The biggest limitations with EOD is height. It seems that most 2 stages are only 23-24" tall, and a 3' pile has snow coming over the top either way. I can't see a wheeled 2 stage being much better than the snowmaster in any condition, and I would be looking at tracked if going 2 stage.

The real question is effort. I know a wheeled 2 stage is only marginally less effort with deep snow. Would 3' EOD be that much less effort with a tracked 2 stage than with a snowmaster?


----------



## Snowbelt_subie (Dec 20, 2016)

mcflyfyter said:


> The biggest limitations with EOD is height. It seems that most 2 stages are only 23-24" tall, and a 3' pile has snow coming over the top either way. I can't see a wheeled 2 stage being much better than the snowmaster in any condition, and I would be looking at tracked if going 2 stage.
> 
> The real question is effort. I know a wheeled 2 stage is only marginally less effort with deep snow.
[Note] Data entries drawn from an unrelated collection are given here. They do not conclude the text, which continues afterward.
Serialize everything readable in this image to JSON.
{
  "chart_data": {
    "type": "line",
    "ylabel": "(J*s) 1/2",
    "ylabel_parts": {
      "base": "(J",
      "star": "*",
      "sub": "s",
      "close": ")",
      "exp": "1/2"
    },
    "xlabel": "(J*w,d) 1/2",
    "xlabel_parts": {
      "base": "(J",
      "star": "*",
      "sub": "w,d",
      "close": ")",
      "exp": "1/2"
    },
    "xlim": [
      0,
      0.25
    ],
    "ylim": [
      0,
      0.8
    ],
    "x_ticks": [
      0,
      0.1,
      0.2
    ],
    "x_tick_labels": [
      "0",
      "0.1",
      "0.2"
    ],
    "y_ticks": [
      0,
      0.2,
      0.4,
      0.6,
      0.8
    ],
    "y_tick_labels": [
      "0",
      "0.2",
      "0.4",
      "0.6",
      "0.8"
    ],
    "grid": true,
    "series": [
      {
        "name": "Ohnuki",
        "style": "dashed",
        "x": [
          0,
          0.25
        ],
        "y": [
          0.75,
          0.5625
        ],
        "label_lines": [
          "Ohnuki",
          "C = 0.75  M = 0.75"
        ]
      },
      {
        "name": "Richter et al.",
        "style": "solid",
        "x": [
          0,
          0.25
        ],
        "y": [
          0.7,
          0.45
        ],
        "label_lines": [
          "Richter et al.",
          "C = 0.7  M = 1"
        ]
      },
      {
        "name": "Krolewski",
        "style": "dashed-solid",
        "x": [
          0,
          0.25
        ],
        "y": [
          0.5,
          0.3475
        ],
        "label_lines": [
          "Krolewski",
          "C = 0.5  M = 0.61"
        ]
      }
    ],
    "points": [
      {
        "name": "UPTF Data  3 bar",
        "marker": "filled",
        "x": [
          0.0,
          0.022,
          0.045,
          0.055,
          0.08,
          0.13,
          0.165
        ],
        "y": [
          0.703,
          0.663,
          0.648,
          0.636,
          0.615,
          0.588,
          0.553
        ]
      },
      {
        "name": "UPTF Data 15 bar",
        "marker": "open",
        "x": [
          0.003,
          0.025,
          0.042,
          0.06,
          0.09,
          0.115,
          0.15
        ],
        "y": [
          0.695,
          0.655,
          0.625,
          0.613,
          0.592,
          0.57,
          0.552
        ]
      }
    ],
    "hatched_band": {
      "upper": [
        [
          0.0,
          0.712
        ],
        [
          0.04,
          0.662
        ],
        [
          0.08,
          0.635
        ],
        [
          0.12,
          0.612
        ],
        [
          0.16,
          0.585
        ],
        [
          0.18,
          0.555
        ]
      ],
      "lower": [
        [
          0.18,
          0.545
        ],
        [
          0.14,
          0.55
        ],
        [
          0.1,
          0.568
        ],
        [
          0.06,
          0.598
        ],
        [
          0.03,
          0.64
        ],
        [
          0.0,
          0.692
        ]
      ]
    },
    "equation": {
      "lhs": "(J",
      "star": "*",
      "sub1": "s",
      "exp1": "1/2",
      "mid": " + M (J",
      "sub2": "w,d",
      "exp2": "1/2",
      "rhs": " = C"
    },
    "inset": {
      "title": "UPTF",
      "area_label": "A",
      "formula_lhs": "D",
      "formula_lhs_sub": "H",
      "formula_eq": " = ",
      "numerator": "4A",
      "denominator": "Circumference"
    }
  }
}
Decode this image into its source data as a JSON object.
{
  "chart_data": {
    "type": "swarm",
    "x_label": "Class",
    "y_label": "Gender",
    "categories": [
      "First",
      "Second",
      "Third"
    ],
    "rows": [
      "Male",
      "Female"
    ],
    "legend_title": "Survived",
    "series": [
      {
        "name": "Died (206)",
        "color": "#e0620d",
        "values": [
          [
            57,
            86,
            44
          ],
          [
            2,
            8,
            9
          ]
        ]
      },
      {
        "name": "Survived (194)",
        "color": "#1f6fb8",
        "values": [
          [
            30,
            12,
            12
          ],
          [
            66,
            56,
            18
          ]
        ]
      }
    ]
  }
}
Would 3' EOD be that much less effort with a tracked 2 stage than with a snowmaster?


Where do you live that thr EOD is 3'?

Sent from my SM-G950U using Tapatalk


----------



## mcflyfyter (Oct 23, 2016)

Snowbelt_subie said:


> Where do you live that thr EOD is 3'?
> 
> Sent from my SM-G950U using Tapatalk


Small town south dakota. 12" of snow + 4 passes with a motor grader, that snow has to go somewhere unfortunately.


----------